A new paper titled When Will AI Exceed Human Performance? Evidence from AI Experts reports some bizarre results. From the abstract:
Researchers believe there is a 50% chance of AI outperforming humans in all tasks in 45 years and of automating all human jobs in 120 years, with Asian respondents expecting these dates much sooner than North Americans.
So we should expect a 75 year period in which machines can perform all tasks better and more cheaply than humans, but can’t automate all occupations. Huh?
I suppose there are occupations that consist mostly of having status rather than doing tasks (queen of England, or waiter at a classy restaurant that won’t automate service due to the high status of serving food the expensive way). Or occupations protected by law, such as gas station attendants who pump gas in New Jersey, decades after most drivers switched to pumping for themselves.
But I’d be rather surprised if machine learning researchers would think of those points when answering a survey in connection with a machine learning conference.
Maybe the actual wording of the survey questions caused a difference that got lost in the abstract? Hmmm …
“High-level machine intelligence” (HLMI) is achieved when unaided machines can accomplish every task better and more cheaply than human workers
versus
when all occupations are fully automatable. That is, when for any occupation, machines could be built to carry out the task better and more cheaply than human workers.
I tried to convince myself that the second version got interpreted as referring to actually replacing humans, while the first version referred to merely being qualified to replace humans. But the more I compared the two, the more that felt like wishful thinking. If anything, the “unaided” in the first version should make that version look farther in the future.
Can I find any other discrepancies between the abstract and the details? The 120 years in the abstract turns into 122 years in the body of the paper. So the authors seem to be downplaying the weirdness of the results.
There’s even a prediction of a 50% chance that the occupation “AI researcher” will be automated in about 88 years (I’m reading that from figure 2; I don’t see an explicit number for it).
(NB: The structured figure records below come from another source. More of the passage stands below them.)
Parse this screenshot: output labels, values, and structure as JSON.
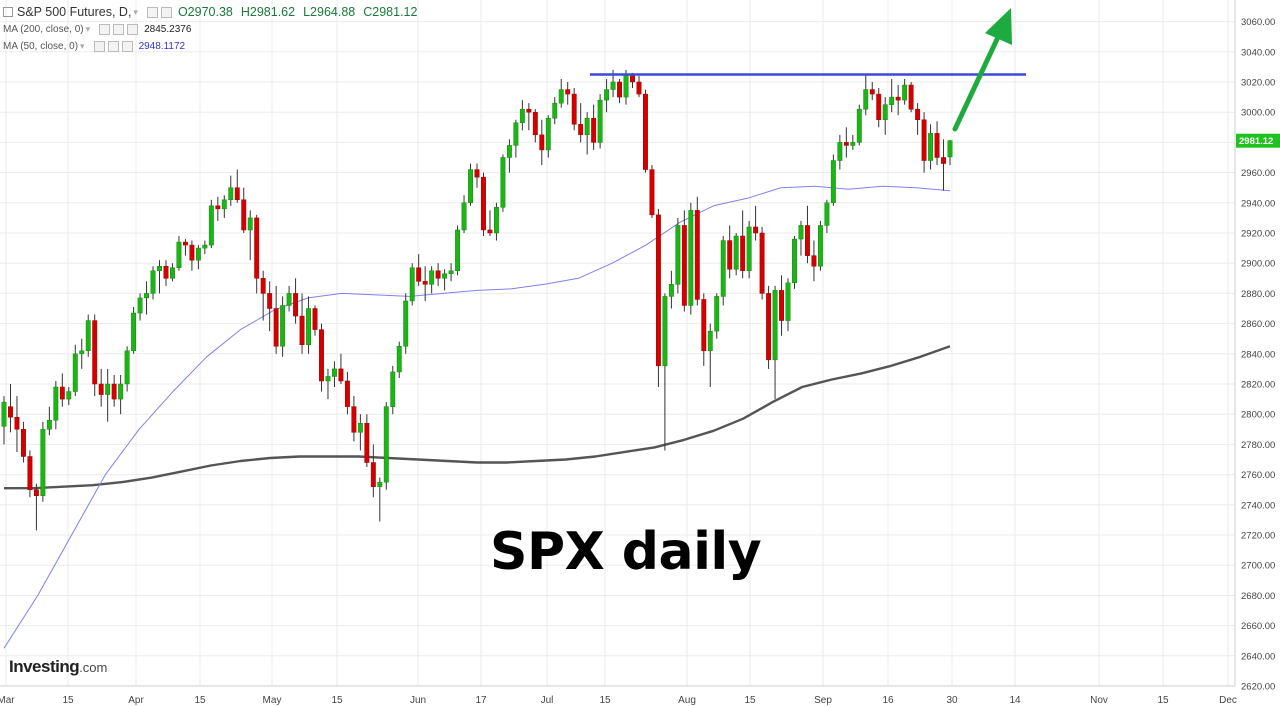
{
  "legend": {
    "symbol_title": "S&P 500 Futures, D,",
    "open": "O2970.38",
    "high": "H2981.62",
    "low": "L2964.88",
    "close": "C2981.12",
    "ma200_label": "MA (200, close, 0)",
    "ma200_value": "2845.2376",
    "ma50_label": "MA (50, close, 0)",
    "ma50_value": "2948.1172"
  },
  "overlay_text": "SPX daily",
  "brand": {
    "name": "Investing",
    "domain": ".com"
  },
  "price_tag": "2981.12",
  "colors": {
    "up": "#1db515",
    "down": "#d40000",
    "ma50": "#8080ee",
    "ma200": "#555555",
    "resistance": "#3b4bd6",
    "arrow": "#1daa3e",
    "tag": "#1fc21f"
  },
  "chart_data": {
    "type": "candlestick",
    "title": "S&P 500 Futures, D,",
    "y_range": [
      2620,
      3070
    ],
    "y_ticks": [
      "3060.00",
      "3040.00",
      "3020.00",
      "3000.00",
      "2980.00",
      "2960.00",
      "2940.00",
      "2920.00",
      "2900.00",
      "2880.00",
      "2860.00",
      "2840.00",
      "2820.00",
      "2800.00",
      "2780.00",
      "2760.00",
      "2740.00",
      "2720.00",
      "2700.00",
      "2680.00",
      "2660.00",
      "2640.00",
      "2620.00"
    ],
    "x_ticks": [
      "Mar",
      "15",
      "Apr",
      "15",
      "May",
      "15",
      "Jun",
      "17",
      "Jul",
      "15",
      "Aug",
      "15",
      "Sep",
      "16",
      "30",
      "14",
      "Nov",
      "15",
      "Dec"
    ],
    "candles": [
      {
        "o": 2792,
        "h": 2812,
        "l": 2780,
        "c": 2808
      },
      {
        "o": 2805,
        "h": 2820,
        "l": 2788,
        "c": 2798
      },
      {
        "o": 2798,
        "h": 2812,
        "l": 2775,
        "c": 2790
      },
      {
        "o": 2790,
        "h": 2795,
        "l": 2768,
        "c": 2772
      },
      {
        "o": 2772,
        "h": 2776,
        "l": 2745,
        "c": 2750
      },
      {
        "o": 2750,
        "h": 2754,
        "l": 2723,
        "c": 2746
      },
      {
        "o": 2746,
        "h": 2795,
        "l": 2742,
        "c": 2790
      },
      {
        "o": 2790,
        "h": 2805,
        "l": 2786,
        "c": 2796
      },
      {
        "o": 2796,
        "h": 2822,
        "l": 2790,
        "c": 2818
      },
      {
        "o": 2818,
        "h": 2827,
        "l": 2805,
        "c": 2810
      },
      {
        "o": 2810,
        "h": 2818,
        "l": 2806,
        "c": 2815
      },
      {
        "o": 2815,
        "h": 2846,
        "l": 2812,
        "c": 2840
      },
      {
        "o": 2840,
        "h": 2850,
        "l": 2830,
        "c": 2842
      },
      {
        "o": 2842,
        "h": 2866,
        "l": 2838,
        "c": 2862
      },
      {
        "o": 2862,
        "h": 2866,
        "l": 2812,
        "c": 2820
      },
      {
        "o": 2820,
        "h": 2830,
        "l": 2805,
        "c": 2813
      },
      {
        "o": 2813,
        "h": 2830,
        "l": 2795,
        "c": 2820
      },
      {
        "o": 2820,
        "h": 2826,
        "l": 2805,
        "c": 2810
      },
      {
        "o": 2810,
        "h": 2826,
        "l": 2800,
        "c": 2820
      },
      {
        "o": 2820,
        "h": 2845,
        "l": 2815,
        "c": 2842
      },
      {
        "o": 2842,
        "h": 2871,
        "l": 2840,
        "c": 2867
      },
      {
        "o": 2867,
        "h": 2880,
        "l": 2862,
        "c": 2877
      },
      {
        "o": 2877,
        "h": 2888,
        "l": 2866,
        "c": 2880
      },
      {
        "o": 2880,
        "h": 2898,
        "l": 2876,
        "c": 2895
      },
      {
        "o": 2895,
        "h": 2902,
        "l": 2880,
        "c": 2898
      },
      {
        "o": 2898,
        "h": 2902,
        "l": 2885,
        "c": 2890
      },
      {
        "o": 2890,
        "h": 2900,
        "l": 2888,
        "c": 2897
      },
      {
        "o": 2897,
        "h": 2918,
        "l": 2895,
        "c": 2914
      },
      {
        "o": 2914,
        "h": 2916,
        "l": 2905,
        "c": 2912
      },
      {
        "o": 2912,
        "h": 2915,
        "l": 2895,
        "c": 2902
      },
      {
        "o": 2902,
        "h": 2912,
        "l": 2896,
        "c": 2910
      },
      {
        "o": 2910,
        "h": 2915,
        "l": 2906,
        "c": 2912
      },
      {
        "o": 2912,
        "h": 2942,
        "l": 2910,
        "c": 2938
      },
      {
        "o": 2938,
        "h": 2944,
        "l": 2928,
        "c": 2936
      },
      {
        "o": 2936,
        "h": 2945,
        "l": 2930,
        "c": 2942
      },
      {
        "o": 2942,
        "h": 2958,
        "l": 2938,
        "c": 2950
      },
      {
        "o": 2950,
        "h": 2962,
        "l": 2940,
        "c": 2942
      },
      {
        "o": 2942,
        "h": 2950,
        "l": 2920,
        "c": 2922
      },
      {
        "o": 2922,
        "h": 2935,
        "l": 2902,
        "c": 2930
      },
      {
        "o": 2930,
        "h": 2932,
        "l": 2880,
        "c": 2890
      },
      {
        "o": 2890,
        "h": 2895,
        "l": 2862,
        "c": 2880
      },
      {
        "o": 2880,
        "h": 2888,
        "l": 2855,
        "c": 2870
      },
      {
        "o": 2870,
        "h": 2885,
        "l": 2840,
        "c": 2845
      },
      {
        "o": 2845,
        "h": 2878,
        "l": 2838,
        "c": 2872
      },
      {
        "o": 2872,
        "h": 2885,
        "l": 2868,
        "c": 2880
      },
      {
        "o": 2880,
        "h": 2890,
        "l": 2860,
        "c": 2865
      },
      {
        "o": 2865,
        "h": 2880,
        "l": 2840,
        "c": 2846
      },
      {
        "o": 2846,
        "h": 2878,
        "l": 2840,
        "c": 2870
      },
      {
        "o": 2870,
        "h": 2872,
        "l": 2852,
        "c": 2856
      },
      {
        "o": 2856,
        "h": 2860,
        "l": 2815,
        "c": 2822
      },
      {
        "o": 2822,
        "h": 2830,
        "l": 2810,
        "c": 2825
      },
      {
        "o": 2825,
        "h": 2835,
        "l": 2818,
        "c": 2830
      },
      {
        "o": 2830,
        "h": 2840,
        "l": 2820,
        "c": 2822
      },
      {
        "o": 2822,
        "h": 2828,
        "l": 2800,
        "c": 2805
      },
      {
        "o": 2805,
        "h": 2812,
        "l": 2782,
        "c": 2788
      },
      {
        "o": 2788,
        "h": 2800,
        "l": 2776,
        "c": 2794
      },
      {
        "o": 2794,
        "h": 2800,
        "l": 2765,
        "c": 2768
      },
      {
        "o": 2768,
        "h": 2780,
        "l": 2745,
        "c": 2752
      },
      {
        "o": 2752,
        "h": 2758,
        "l": 2729,
        "c": 2755
      },
      {
        "o": 2755,
        "h": 2808,
        "l": 2750,
        "c": 2805
      },
      {
        "o": 2805,
        "h": 2832,
        "l": 2800,
        "c": 2828
      },
      {
        "o": 2828,
        "h": 2848,
        "l": 2824,
        "c": 2845
      },
      {
        "o": 2845,
        "h": 2880,
        "l": 2840,
        "c": 2875
      },
      {
        "o": 2875,
        "h": 2900,
        "l": 2872,
        "c": 2897
      },
      {
        "o": 2897,
        "h": 2906,
        "l": 2885,
        "c": 2888
      },
      {
        "o": 2888,
        "h": 2898,
        "l": 2875,
        "c": 2886
      },
      {
        "o": 2886,
        "h": 2898,
        "l": 2880,
        "c": 2895
      },
      {
        "o": 2895,
        "h": 2900,
        "l": 2885,
        "c": 2890
      },
      {
        "o": 2890,
        "h": 2896,
        "l": 2882,
        "c": 2893
      },
      {
        "o": 2893,
        "h": 2900,
        "l": 2888,
        "c": 2895
      },
      {
        "o": 2895,
        "h": 2925,
        "l": 2892,
        "c": 2922
      },
      {
        "o": 2922,
        "h": 2945,
        "l": 2920,
        "c": 2940
      },
      {
        "o": 2940,
        "h": 2966,
        "l": 2938,
        "c": 2962
      },
      {
        "o": 2962,
        "h": 2966,
        "l": 2950,
        "c": 2957
      },
      {
        "o": 2957,
        "h": 2960,
        "l": 2918,
        "c": 2922
      },
      {
        "o": 2922,
        "h": 2935,
        "l": 2918,
        "c": 2920
      },
      {
        "o": 2920,
        "h": 2940,
        "l": 2915,
        "c": 2937
      },
      {
        "o": 2937,
        "h": 2972,
        "l": 2934,
        "c": 2970
      },
      {
        "o": 2970,
        "h": 2982,
        "l": 2960,
        "c": 2978
      },
      {
        "o": 2978,
        "h": 2995,
        "l": 2970,
        "c": 2993
      },
      {
        "o": 2993,
        "h": 3008,
        "l": 2988,
        "c": 3002
      },
      {
        "o": 3002,
        "h": 3006,
        "l": 2988,
        "c": 3000
      },
      {
        "o": 3000,
        "h": 3002,
        "l": 2980,
        "c": 2985
      },
      {
        "o": 2985,
        "h": 2995,
        "l": 2965,
        "c": 2975
      },
      {
        "o": 2975,
        "h": 2998,
        "l": 2970,
        "c": 2996
      },
      {
        "o": 2996,
        "h": 3010,
        "l": 2992,
        "c": 3006
      },
      {
        "o": 3006,
        "h": 3022,
        "l": 3003,
        "c": 3015
      },
      {
        "o": 3015,
        "h": 3020,
        "l": 3005,
        "c": 3012
      },
      {
        "o": 3012,
        "h": 3016,
        "l": 2988,
        "c": 2992
      },
      {
        "o": 2992,
        "h": 3006,
        "l": 2980,
        "c": 2985
      },
      {
        "o": 2985,
        "h": 3000,
        "l": 2972,
        "c": 2996
      },
      {
        "o": 2996,
        "h": 3005,
        "l": 2975,
        "c": 2980
      },
      {
        "o": 2980,
        "h": 3012,
        "l": 2976,
        "c": 3008
      },
      {
        "o": 3008,
        "h": 3022,
        "l": 3000,
        "c": 3015
      },
      {
        "o": 3015,
        "h": 3028,
        "l": 3010,
        "c": 3020
      },
      {
        "o": 3020,
        "h": 3022,
        "l": 3006,
        "c": 3010
      },
      {
        "o": 3010,
        "h": 3028,
        "l": 3005,
        "c": 3025
      },
      {
        "o": 3025,
        "h": 3026,
        "l": 3016,
        "c": 3020
      },
      {
        "o": 3020,
        "h": 3024,
        "l": 3010,
        "c": 3012
      },
      {
        "o": 3012,
        "h": 3015,
        "l": 2960,
        "c": 2962
      },
      {
        "o": 2962,
        "h": 2965,
        "l": 2930,
        "c": 2932
      },
      {
        "o": 2932,
        "h": 2936,
        "l": 2818,
        "c": 2832
      },
      {
        "o": 2832,
        "h": 2880,
        "l": 2776,
        "c": 2878
      },
      {
        "o": 2878,
        "h": 2895,
        "l": 2870,
        "c": 2886
      },
      {
        "o": 2886,
        "h": 2930,
        "l": 2880,
        "c": 2925
      },
      {
        "o": 2925,
        "h": 2935,
        "l": 2868,
        "c": 2872
      },
      {
        "o": 2872,
        "h": 2940,
        "l": 2866,
        "c": 2935
      },
      {
        "o": 2935,
        "h": 2944,
        "l": 2872,
        "c": 2876
      },
      {
        "o": 2876,
        "h": 2880,
        "l": 2832,
        "c": 2842
      },
      {
        "o": 2842,
        "h": 2860,
        "l": 2818,
        "c": 2855
      },
      {
        "o": 2855,
        "h": 2880,
        "l": 2850,
        "c": 2878
      },
      {
        "o": 2878,
        "h": 2918,
        "l": 2872,
        "c": 2915
      },
      {
        "o": 2915,
        "h": 2925,
        "l": 2890,
        "c": 2896
      },
      {
        "o": 2896,
        "h": 2920,
        "l": 2892,
        "c": 2918
      },
      {
        "o": 2918,
        "h": 2935,
        "l": 2890,
        "c": 2895
      },
      {
        "o": 2895,
        "h": 2928,
        "l": 2890,
        "c": 2924
      },
      {
        "o": 2924,
        "h": 2938,
        "l": 2915,
        "c": 2920
      },
      {
        "o": 2920,
        "h": 2924,
        "l": 2876,
        "c": 2880
      },
      {
        "o": 2880,
        "h": 2885,
        "l": 2830,
        "c": 2836
      },
      {
        "o": 2836,
        "h": 2885,
        "l": 2810,
        "c": 2882
      },
      {
        "o": 2882,
        "h": 2892,
        "l": 2852,
        "c": 2862
      },
      {
        "o": 2862,
        "h": 2890,
        "l": 2855,
        "c": 2887
      },
      {
        "o": 2887,
        "h": 2918,
        "l": 2883,
        "c": 2916
      },
      {
        "o": 2916,
        "h": 2928,
        "l": 2905,
        "c": 2925
      },
      {
        "o": 2925,
        "h": 2938,
        "l": 2900,
        "c": 2905
      },
      {
        "o": 2905,
        "h": 2915,
        "l": 2888,
        "c": 2898
      },
      {
        "o": 2898,
        "h": 2928,
        "l": 2895,
        "c": 2925
      },
      {
        "o": 2925,
        "h": 2942,
        "l": 2920,
        "c": 2940
      },
      {
        "o": 2940,
        "h": 2972,
        "l": 2938,
        "c": 2968
      },
      {
        "o": 2968,
        "h": 2985,
        "l": 2962,
        "c": 2980
      },
      {
        "o": 2980,
        "h": 2990,
        "l": 2970,
        "c": 2978
      },
      {
        "o": 2978,
        "h": 2985,
        "l": 2975,
        "c": 2980
      },
      {
        "o": 2980,
        "h": 3005,
        "l": 2978,
        "c": 3002
      },
      {
        "o": 3002,
        "h": 3025,
        "l": 2998,
        "c": 3015
      },
      {
        "o": 3015,
        "h": 3020,
        "l": 3008,
        "c": 3012
      },
      {
        "o": 3012,
        "h": 3016,
        "l": 2990,
        "c": 2995
      },
      {
        "o": 2995,
        "h": 3010,
        "l": 2985,
        "c": 3005
      },
      {
        "o": 3005,
        "h": 3022,
        "l": 3000,
        "c": 3010
      },
      {
        "o": 3010,
        "h": 3018,
        "l": 2998,
        "c": 3008
      },
      {
        "o": 3008,
        "h": 3022,
        "l": 3005,
        "c": 3018
      },
      {
        "o": 3018,
        "h": 3020,
        "l": 3000,
        "c": 3002
      },
      {
        "o": 3002,
        "h": 3006,
        "l": 2985,
        "c": 2995
      },
      {
        "o": 2995,
        "h": 3000,
        "l": 2960,
        "c": 2968
      },
      {
        "o": 2968,
        "h": 2992,
        "l": 2962,
        "c": 2986
      },
      {
        "o": 2986,
        "h": 2994,
        "l": 2965,
        "c": 2970
      },
      {
        "o": 2970,
        "h": 2982,
        "l": 2948,
        "c": 2966
      },
      {
        "o": 2970.38,
        "h": 2981.62,
        "l": 2964.88,
        "c": 2981.12
      }
    ],
    "ma200": [
      2751,
      2751,
      2752,
      2753,
      2755,
      2758,
      2762,
      2766,
      2769,
      2771,
      2772,
      2772,
      2772,
      2771,
      2770,
      2769,
      2768,
      2768,
      2769,
      2770,
      2772,
      2775,
      2778,
      2783,
      2789,
      2797,
      2808,
      2818,
      2823,
      2827,
      2832,
      2838,
      2845
    ],
    "ma50": [
      2645,
      2680,
      2720,
      2760,
      2790,
      2815,
      2838,
      2856,
      2869,
      2877,
      2880,
      2879,
      2878,
      2880,
      2882,
      2883,
      2886,
      2890,
      2900,
      2912,
      2927,
      2938,
      2943,
      2950,
      2951,
      2949,
      2951,
      2950,
      2948
    ],
    "resistance_level": 3025
  }
}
I suspect some respondents said this would take longer than for machines to “accomplish every task better and more cheaply”, but I don’t see data in the paper to confirm that [1].
A more likely hypothesis is that researchers alter their answers based on what they think people want to hear. Researchers might want to convince their funders that AI deals with problems that can be solved within the career of the researcher [2], while also wanting to reassure voters that AI won’t create massive unemployment until the current generation of workers has retired.
That would explain the general pattern of results, although the magnitude of the effect still seems strange. And it would imply that most machine learning researchers are liars, or have so little understanding of when HLMI will arrive that they don’t notice a 50% shift in their time estimates.
The ambiguity in terms such as “tasks” and “better” could conceivably explain confusion over the meaning of HLMI. I keep intending to write a blog post that would clarify concepts such as human-level AI and superintelligence, but then procrastinating because my thoughts on those topics are unclear.
It’s hard to avoid the conclusion that I should reduce my confidence in any prediction of when AI will reach human-level competence. My prior 90% confidence interval was something like 10 to 300 years. I guess I’ll broaden it to maybe 8 to 400 years [3].
P.S. – See also Katja’s comments on prior surveys.
[1] – the paper says most participants were asked the question that produced the estimate of 45 years to HLMI, the rest got the question that produced the 122 year estimate. So the median for all participants ought to be less than about 84 years, unless there are some unusual quirks in the data.
[2] – but then why do experienced researchers say human-level AI is farther in the future than new researchers, who presumably will be around longer? Maybe the new researchers are chasing fads or get-rich-quick schemes, and will mostly quit before becoming senior researchers?
[3] – years of subjective time as experienced by the fastest ems. So probably nowhere near 400 calendar years.